Age. I still feel like 28-29 years old inside, but my body doesn’t agree with me. To do tours now is more risky for me because I have arthritis in my hand. But I’m going to keep doing concerts with the Fourth Dimension, two in Mumbai, and one in Bangalore this weekend. Later this year, we have been invited to Brazil for a few shows — this is fine. The last tour had several motives behind it. One was the advent in 1971 of the Mahavishnu Orchestra. It was a very big event in the US. We enjoyed phenomenal success, and the music had an impact which continues to this day. I thought why not, because the Orchestra was a big part of my life and my music. America has been fantastic to me, and my musical life has been based on American music — from listening to the blues as an 11-year-old, to playing rhythm-n-blues, to jazz. I arrived there in the ’60s and played with Tony Williams, Miles Davis, Wayne Short, and all these people who are my peers now. So, this tour was to say thank you to America, for everything it has done for me.
Speaking of Miles Davis, do you think you’d have formed a band if he hadn’t told you to do so in 1971?
I will be eternally grateful to him. He’s a constant inspiration to me and he comes in my dreams and talks to me. (Mimics Davis) “John, we’re going to record on Thursday”. I once wrote the opening melody of a second movement of a guitar concerto for him, that I was performing with the Los Angeles Philharmonic Orchestra. I had the trumpet player play it on flugelhorn, which is one of Miles’s favourite instruments. I recorded it, and I met him and played it for him in his hotel room. He sat eating a salad and the tape played on a big ghetto blaster. He listened to all three movements and then he said, “John, now you can die.”

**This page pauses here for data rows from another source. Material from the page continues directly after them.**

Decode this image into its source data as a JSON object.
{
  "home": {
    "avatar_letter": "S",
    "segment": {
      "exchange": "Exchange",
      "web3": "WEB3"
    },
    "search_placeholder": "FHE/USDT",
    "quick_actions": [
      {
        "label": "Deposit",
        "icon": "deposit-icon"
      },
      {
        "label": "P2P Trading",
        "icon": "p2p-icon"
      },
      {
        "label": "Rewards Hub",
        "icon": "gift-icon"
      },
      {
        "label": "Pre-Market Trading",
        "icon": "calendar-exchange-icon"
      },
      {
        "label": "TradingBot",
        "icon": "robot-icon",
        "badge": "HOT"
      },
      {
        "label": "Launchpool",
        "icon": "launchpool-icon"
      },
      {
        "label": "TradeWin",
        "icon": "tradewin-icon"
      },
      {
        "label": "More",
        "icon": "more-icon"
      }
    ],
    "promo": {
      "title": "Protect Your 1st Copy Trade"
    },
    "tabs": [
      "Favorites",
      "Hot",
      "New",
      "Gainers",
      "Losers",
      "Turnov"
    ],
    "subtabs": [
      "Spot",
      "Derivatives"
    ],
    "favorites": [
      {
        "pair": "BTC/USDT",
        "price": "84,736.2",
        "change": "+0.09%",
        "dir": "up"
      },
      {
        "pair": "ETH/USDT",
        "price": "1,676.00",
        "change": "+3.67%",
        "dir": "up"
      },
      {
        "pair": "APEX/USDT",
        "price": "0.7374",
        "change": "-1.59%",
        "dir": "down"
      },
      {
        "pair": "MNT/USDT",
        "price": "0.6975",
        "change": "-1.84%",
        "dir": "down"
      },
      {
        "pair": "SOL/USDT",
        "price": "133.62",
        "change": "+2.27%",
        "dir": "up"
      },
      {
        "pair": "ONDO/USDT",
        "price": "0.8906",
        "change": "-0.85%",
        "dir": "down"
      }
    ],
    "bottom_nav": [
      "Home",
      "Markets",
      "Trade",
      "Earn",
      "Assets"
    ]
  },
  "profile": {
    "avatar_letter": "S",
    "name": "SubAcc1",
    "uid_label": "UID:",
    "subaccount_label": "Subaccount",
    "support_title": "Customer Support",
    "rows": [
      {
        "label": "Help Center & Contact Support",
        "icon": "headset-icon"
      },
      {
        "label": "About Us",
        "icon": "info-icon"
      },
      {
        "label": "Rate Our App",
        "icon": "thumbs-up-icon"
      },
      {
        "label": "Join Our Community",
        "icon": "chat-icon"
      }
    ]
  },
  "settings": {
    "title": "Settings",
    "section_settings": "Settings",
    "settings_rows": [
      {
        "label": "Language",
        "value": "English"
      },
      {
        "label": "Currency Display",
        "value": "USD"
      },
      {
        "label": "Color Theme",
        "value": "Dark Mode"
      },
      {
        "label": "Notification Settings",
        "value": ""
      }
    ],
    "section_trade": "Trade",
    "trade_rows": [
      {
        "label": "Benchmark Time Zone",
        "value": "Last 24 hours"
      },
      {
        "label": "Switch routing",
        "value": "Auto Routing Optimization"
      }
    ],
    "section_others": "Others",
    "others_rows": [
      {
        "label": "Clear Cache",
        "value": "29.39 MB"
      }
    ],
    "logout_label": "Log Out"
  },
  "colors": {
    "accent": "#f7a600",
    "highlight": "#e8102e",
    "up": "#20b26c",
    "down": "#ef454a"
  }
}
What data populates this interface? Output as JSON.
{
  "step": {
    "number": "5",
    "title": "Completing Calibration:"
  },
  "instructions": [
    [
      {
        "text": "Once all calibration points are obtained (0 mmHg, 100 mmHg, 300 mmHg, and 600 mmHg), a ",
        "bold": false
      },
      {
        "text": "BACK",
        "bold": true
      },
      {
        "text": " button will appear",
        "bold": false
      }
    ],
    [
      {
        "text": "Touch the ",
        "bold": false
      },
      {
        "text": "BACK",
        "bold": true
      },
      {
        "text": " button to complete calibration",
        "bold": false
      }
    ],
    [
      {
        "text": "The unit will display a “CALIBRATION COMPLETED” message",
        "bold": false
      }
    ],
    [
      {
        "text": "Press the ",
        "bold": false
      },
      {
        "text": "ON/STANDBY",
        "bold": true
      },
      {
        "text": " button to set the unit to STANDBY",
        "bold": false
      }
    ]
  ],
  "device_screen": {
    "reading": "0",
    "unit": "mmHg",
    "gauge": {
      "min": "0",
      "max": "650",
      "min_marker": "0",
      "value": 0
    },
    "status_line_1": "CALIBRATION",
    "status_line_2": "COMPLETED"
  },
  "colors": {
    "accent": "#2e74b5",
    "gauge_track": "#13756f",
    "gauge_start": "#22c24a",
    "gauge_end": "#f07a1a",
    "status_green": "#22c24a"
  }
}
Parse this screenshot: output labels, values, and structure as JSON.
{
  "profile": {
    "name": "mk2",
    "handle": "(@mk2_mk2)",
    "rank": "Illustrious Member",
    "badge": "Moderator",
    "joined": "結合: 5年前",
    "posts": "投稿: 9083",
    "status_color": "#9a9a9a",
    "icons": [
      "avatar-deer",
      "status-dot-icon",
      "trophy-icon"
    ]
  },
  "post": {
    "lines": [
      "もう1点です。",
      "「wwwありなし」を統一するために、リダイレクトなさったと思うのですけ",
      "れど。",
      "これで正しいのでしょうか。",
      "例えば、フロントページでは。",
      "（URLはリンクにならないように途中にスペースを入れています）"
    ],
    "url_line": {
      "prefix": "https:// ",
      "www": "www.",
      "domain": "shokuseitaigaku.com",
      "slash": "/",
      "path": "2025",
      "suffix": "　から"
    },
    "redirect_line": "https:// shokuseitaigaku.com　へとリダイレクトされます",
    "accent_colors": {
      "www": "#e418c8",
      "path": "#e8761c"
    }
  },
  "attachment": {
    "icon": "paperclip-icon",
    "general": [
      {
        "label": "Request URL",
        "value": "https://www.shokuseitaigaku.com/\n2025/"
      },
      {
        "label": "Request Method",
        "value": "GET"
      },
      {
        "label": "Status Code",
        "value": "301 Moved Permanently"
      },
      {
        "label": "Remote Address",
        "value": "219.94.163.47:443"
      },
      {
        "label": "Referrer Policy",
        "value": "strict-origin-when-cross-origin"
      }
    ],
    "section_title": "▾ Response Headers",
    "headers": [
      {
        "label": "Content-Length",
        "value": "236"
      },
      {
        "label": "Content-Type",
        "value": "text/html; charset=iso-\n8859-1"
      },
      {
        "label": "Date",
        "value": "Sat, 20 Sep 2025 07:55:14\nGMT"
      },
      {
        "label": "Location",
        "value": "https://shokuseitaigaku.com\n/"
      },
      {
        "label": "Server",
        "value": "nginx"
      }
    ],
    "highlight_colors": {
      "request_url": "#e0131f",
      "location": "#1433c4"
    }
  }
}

And you won a Grammy last week for Best Improvised Jazz Solo, for Miles beyond from your album, Live at Ronnie Scott’s. Congratulations.
Thank you. This is coming full circle too — the Grammy committee chose this song, a homage to Miles that had been recorded in 1971, by the Mahavishnu Orchestra. We reanimated it and played it at Ronnie Scott’s. The Grammy has really pleased me, because all the elements from my life came together — Miles, Mahavishnu, the Fourth Dimension. I couldn’t have asked for a better category and it’s such an honour that they awarded that improvised solo. Because in an improvisation, you are who you are, you can’t hide behind the notes, and you just are yourself.
You’ve said that music is a way to liberate yourself, and that you played jazz because it is a way to freedom. Before you became Mahavishnu, what did you want to liberate yourself from?
Myself, from my boring little self.
Why? You were playing with Miles, jamming with Jimi Hendrix, forming your own band.
It was all wonderful and I am grateful for those things. But from my experiences in music and meditation, which I began many years ago, I know that we have another side to us, a big spirit that is in all of us, that tells you that you’re part of the universe and it is a part of you. This knowledge is life-changing but we can only have it if we go in search for it. All the work one does in meditation is so that you can hack your way through the superficial and ridiculous thoughts that invade us constantly. We are extremely mysterious and full of magic. Why do you go to a concert? I go to be captured by that person, and for them to take me into their world. I discover myself through them. On stage, if you’re just playing notes, who cares? If you’re thinking, you’re not playing. If you can play without thinking in a collective way, to experience liberation as a collective, that experience is beyond words. Everybody knows intuitively when the music hits you — that is beauty in action.
Would you say that your search for spiritual knowledge cost you the original line-up of the Mahavishnu Orchestra in 1973?
It’s probably one reason. I was on a different path with my yoga and meditation, and those guys (violinist Jerry Goodman, Jan Hammer on keys, bassist Rick Laird, and drummer Billy Cobham) were drinking, partying and hanging out with girls. After a gig, I’d go home and drink herbal tea, meditate and go to bed. I didn’t ask them to do it, but clearly there was a social schism, because I didn’t partake in that lifestyle. I’d done it before and I knew what it was like. In the end, the split was acrimonious — the spirit had left the ensemble.
You’ve spoken about drum-n-bass, trap and jungle, without being dismissive about these genres. Do you think they are reaching more people because they are quite visceral forms of music?
Yes, and that’s because I listen with my body, too. I’ve heard “intellectual” music and it leaves me cold. Music should be total, the way it is with Indian music and jazz.
What do you mean?
There is a certain physicality and sensuality in Indian classical and jazz, an essential part of both cultures. I love both these forms because it makes me want to move. At the same time, it doesn’t prohibit the intellectual and aesthetic satisfaction.
Will you make that CD you’ve recently talked about recording — “Deaf, Dumb and Blind”?
Yes, because I’m old now and stupid sometimes. I hate to think what that CD would sound like, though.